Two petitions have been filed with the Election Commission of Thailand today, calling for the dissolution of the Move Forward Party, following the Constitutional Court’s unanimous verdict yesterday that Move Forward’s proposal to amend the lèse-majesté law was tantamount to treason. (The court ruled that the party violated article 49 of the constitution, according to which it is forbidden “to overthrow the democratic regime of government with the King as Head of State.”)

Article 92 of the Organic Act on Political Parties (2017) states that the ECT, “when having believable evidence that any political party performed any of the following actions, shall file a petition to the Constitutional Court to dissolve such political party.” The first of those actions is: “To overthrow the democratic form of government with the King as head of state”, of which Move Forward was found guilty yesterday.

Political activist Ruangkrai Leekitwattana petitioned the ECT this morning, citing article 92 of the Organic Act. Ruangkrai is known as ‘Jack the giant slayer’, as his complaint against Samak Sundaravej resulted in the former prime minister being dismissed from office. (He had accused Samak of receiving private income from a TV cookery show.) Theerayut Suwankesorn, who filed the petition that led to yesterday’s court verdict, has also petitioned the ECT this morning, citing the same article as Ruangkrai.

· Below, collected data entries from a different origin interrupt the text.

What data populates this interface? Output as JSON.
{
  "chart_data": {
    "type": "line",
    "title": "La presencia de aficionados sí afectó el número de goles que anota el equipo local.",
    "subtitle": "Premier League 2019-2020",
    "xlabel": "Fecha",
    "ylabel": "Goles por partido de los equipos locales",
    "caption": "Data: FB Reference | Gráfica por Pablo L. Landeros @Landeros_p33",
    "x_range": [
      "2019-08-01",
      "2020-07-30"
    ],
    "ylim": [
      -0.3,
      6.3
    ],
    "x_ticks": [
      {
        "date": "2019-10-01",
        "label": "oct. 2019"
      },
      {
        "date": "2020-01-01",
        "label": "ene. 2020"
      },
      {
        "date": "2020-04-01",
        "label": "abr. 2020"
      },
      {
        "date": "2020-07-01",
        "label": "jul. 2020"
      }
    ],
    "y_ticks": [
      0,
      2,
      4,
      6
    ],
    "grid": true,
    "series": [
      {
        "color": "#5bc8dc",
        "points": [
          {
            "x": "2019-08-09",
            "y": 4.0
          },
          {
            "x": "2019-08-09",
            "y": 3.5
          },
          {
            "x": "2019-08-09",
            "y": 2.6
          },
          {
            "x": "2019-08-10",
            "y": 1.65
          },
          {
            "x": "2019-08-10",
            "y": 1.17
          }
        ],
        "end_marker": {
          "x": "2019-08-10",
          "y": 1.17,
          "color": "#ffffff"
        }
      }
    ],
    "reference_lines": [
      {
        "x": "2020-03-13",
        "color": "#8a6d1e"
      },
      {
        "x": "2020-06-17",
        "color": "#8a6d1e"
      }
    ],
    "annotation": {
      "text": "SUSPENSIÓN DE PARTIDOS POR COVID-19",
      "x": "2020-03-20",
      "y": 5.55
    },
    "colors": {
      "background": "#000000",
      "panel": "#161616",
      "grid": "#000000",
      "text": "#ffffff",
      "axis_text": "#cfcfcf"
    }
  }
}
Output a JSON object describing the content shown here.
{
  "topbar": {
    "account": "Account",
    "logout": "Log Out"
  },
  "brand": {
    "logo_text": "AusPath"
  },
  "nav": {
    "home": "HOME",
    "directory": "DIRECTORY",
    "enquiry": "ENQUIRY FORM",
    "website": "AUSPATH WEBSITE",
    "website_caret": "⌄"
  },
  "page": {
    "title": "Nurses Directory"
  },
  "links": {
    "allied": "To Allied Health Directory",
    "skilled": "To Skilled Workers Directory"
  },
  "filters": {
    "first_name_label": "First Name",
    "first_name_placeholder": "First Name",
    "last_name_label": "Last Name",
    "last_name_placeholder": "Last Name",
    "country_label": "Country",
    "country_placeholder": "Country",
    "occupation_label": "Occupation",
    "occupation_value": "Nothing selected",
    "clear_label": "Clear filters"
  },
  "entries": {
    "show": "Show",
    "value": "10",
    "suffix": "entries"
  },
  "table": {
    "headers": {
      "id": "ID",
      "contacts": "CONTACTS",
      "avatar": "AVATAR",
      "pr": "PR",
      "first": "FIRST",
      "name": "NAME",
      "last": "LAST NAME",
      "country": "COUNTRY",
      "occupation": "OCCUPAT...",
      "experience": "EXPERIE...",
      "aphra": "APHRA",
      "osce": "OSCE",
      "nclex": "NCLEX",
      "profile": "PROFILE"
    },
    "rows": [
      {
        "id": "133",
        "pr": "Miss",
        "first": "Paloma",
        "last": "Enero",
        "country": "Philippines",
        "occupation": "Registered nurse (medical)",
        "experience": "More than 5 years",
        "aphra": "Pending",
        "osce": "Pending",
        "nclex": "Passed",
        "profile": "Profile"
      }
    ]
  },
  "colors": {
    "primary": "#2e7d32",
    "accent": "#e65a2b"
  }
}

The ECT is now obliged to refer the case to the Constitutional Court, which will rule on whether Move Forward should be dissolved. If the court’s previous judgements are any guide, dissolution seems inevitable, as other anti-establishment parties—Thai Rak Thai, People Power, Thai Raksa Chart, and Move Forward’s predecessor Future Forward—have all met the same fate.

Despite winning last year’s election, Move Forward’s prime ministerial nominee was blocked by the Senate. With the junta-appointed senators’ terms of office expiring in May, thus increasing Move Forward’s chances of gaining power at the next election, today’s petitions can be seen as a preemptive measure: an alternative mechanism to prevent the party from exercising its mandate.